A total of 1,393 candidates will write this year’s Basic Education Certificate Examination (BECE) for private candidates which begins from Monday, February 13, 2017.

The candidates, who will be writing the third edition of the examination which started in February 2015, are made up of 765 males and 628 females.

Last year, 1,418 candidates took part in the examination while 1,181 candidates sat for the maiden edition of the examination.

Statistics made available to the Daily Graphic by the West African Examinations Council (WAEC) indicated that the Upper West Region will be presenting the highest number of candidates this year; 299 (131 males and 168 females).
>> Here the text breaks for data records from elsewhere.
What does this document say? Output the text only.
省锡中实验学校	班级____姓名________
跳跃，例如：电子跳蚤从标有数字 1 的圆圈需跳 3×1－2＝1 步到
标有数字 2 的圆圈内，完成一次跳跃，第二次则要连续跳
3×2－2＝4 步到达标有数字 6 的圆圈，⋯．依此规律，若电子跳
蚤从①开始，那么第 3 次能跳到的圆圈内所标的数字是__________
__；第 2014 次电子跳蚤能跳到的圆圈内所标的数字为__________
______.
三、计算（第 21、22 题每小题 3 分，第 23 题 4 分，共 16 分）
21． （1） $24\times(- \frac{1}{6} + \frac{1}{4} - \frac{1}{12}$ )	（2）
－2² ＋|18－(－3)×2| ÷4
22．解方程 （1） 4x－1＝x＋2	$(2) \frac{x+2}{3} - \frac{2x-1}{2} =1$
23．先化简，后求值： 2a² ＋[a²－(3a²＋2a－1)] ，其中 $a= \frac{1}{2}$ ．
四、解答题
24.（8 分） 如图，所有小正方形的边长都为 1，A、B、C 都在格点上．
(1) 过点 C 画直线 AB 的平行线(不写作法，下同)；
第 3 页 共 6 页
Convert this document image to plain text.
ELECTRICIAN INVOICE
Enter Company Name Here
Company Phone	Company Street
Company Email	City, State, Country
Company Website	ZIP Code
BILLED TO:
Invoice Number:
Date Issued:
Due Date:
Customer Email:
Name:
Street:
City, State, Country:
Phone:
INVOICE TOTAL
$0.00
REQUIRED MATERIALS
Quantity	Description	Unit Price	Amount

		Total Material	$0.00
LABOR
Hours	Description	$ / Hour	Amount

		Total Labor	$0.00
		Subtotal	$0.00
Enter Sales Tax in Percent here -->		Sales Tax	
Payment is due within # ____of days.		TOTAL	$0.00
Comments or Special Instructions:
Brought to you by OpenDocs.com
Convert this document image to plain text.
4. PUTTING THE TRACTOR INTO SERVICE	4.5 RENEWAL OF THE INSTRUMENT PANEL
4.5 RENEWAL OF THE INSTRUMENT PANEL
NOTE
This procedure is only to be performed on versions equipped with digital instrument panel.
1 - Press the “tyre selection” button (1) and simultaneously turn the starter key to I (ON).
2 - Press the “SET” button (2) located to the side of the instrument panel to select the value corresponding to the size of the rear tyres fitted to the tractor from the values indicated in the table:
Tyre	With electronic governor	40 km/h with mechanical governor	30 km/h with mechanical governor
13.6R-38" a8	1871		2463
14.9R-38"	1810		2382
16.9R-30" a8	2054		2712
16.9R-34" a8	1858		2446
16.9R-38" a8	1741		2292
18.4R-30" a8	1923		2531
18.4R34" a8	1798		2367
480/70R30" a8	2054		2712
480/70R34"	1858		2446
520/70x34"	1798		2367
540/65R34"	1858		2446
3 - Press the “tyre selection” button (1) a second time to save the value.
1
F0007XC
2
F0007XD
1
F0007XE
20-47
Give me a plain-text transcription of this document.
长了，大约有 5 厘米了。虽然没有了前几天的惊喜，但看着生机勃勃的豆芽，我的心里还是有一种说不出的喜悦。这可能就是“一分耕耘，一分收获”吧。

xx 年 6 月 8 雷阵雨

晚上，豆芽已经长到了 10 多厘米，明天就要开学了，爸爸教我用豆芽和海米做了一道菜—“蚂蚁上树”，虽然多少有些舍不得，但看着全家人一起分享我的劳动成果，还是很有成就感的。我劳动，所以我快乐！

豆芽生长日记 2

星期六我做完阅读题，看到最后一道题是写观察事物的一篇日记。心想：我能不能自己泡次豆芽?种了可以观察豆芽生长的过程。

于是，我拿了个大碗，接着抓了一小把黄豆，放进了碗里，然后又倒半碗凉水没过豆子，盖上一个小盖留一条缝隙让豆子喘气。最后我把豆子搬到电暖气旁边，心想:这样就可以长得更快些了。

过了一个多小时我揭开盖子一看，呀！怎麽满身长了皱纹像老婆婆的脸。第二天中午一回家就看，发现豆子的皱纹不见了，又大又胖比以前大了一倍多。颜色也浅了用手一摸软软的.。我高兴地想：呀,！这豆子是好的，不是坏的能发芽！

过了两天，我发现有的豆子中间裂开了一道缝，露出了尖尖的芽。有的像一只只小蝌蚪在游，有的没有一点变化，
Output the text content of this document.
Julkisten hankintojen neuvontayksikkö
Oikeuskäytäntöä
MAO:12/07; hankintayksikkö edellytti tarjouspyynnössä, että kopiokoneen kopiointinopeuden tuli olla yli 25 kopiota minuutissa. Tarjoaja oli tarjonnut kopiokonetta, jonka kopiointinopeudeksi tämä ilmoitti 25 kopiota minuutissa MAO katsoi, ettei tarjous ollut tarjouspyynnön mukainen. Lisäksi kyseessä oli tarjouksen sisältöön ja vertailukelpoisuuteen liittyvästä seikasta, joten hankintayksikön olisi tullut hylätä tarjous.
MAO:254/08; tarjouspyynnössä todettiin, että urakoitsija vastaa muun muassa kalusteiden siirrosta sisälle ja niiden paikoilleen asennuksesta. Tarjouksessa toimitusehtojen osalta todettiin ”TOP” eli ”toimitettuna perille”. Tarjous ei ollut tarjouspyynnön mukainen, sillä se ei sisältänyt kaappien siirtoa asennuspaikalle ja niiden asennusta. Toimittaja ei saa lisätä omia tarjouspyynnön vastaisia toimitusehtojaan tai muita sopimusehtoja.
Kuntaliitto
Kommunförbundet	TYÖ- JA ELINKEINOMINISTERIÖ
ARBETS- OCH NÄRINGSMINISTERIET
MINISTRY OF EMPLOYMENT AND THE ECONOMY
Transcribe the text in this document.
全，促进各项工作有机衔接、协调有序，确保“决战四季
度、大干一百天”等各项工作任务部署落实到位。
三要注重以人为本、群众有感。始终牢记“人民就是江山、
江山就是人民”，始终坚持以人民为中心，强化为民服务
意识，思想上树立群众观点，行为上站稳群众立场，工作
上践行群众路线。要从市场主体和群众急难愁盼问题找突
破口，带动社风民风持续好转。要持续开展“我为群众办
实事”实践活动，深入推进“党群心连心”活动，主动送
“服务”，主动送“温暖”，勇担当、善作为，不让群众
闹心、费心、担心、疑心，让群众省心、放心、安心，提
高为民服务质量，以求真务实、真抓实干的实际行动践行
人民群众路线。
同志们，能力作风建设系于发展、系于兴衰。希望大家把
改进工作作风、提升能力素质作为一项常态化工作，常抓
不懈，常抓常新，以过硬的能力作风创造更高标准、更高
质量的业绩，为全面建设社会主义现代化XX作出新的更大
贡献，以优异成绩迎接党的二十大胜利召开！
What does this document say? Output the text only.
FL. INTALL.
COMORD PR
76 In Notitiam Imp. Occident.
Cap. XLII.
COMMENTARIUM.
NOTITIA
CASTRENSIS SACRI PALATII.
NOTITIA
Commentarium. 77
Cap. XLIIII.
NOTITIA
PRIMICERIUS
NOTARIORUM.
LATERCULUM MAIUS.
The Greater Accra Region follows with 244 candidates (139 males and 105 females) while the Northern Region will present 160 candidates (91 males and 69 females).

Others are: Upper East Region, 158 candidates (88 males and 70 females); Ashanti Region, 150 candidates (87 males and 63 females); Eastern Region, 111 candidates (56 males and 55 females); Volta Region, 94 candidates (62 males and 32 females); Central Region, 76 candidates (44 males and 32 females); Western Region, 59 candidates (38 males and 21 females) and the Brong Ahafo Region, 42 candidates (29 males and 13 females).



The examination, which is meant for resitters and first timers, will end on Friday, February 17, with Information and Communications Technology (ICT) as the last subject.

Integrated Science and Basic Design and Technology will be written on Tuesday, February 14, while Mathematics and Ghanaian Languages and Culture will be written on Wednesday, February 15. Social Studies and French will be written on Thursday, February 16, 2017.

The resit policy states, among other requirements, that candidates rewriting the examination must provide the index numbers and the year of writing the school BECE.

However, in the case of first-time candidates, they must be 16 years and above, and under this category, “students in Junior High Schools (JHS) are not qualified to register for the examination.”

The dates of birth of candidates will be printed on their certificates and, therefore, unqualified candidates caught writing the examination will have their results nullified.

Two hundred and twenty-eight out of the 1,418 candidates who sat for the examination last year were placed in senior high schools (SHS) and technical institutes. This was in addition to the 437,958 candidates who wrote the school BECE in June 2016.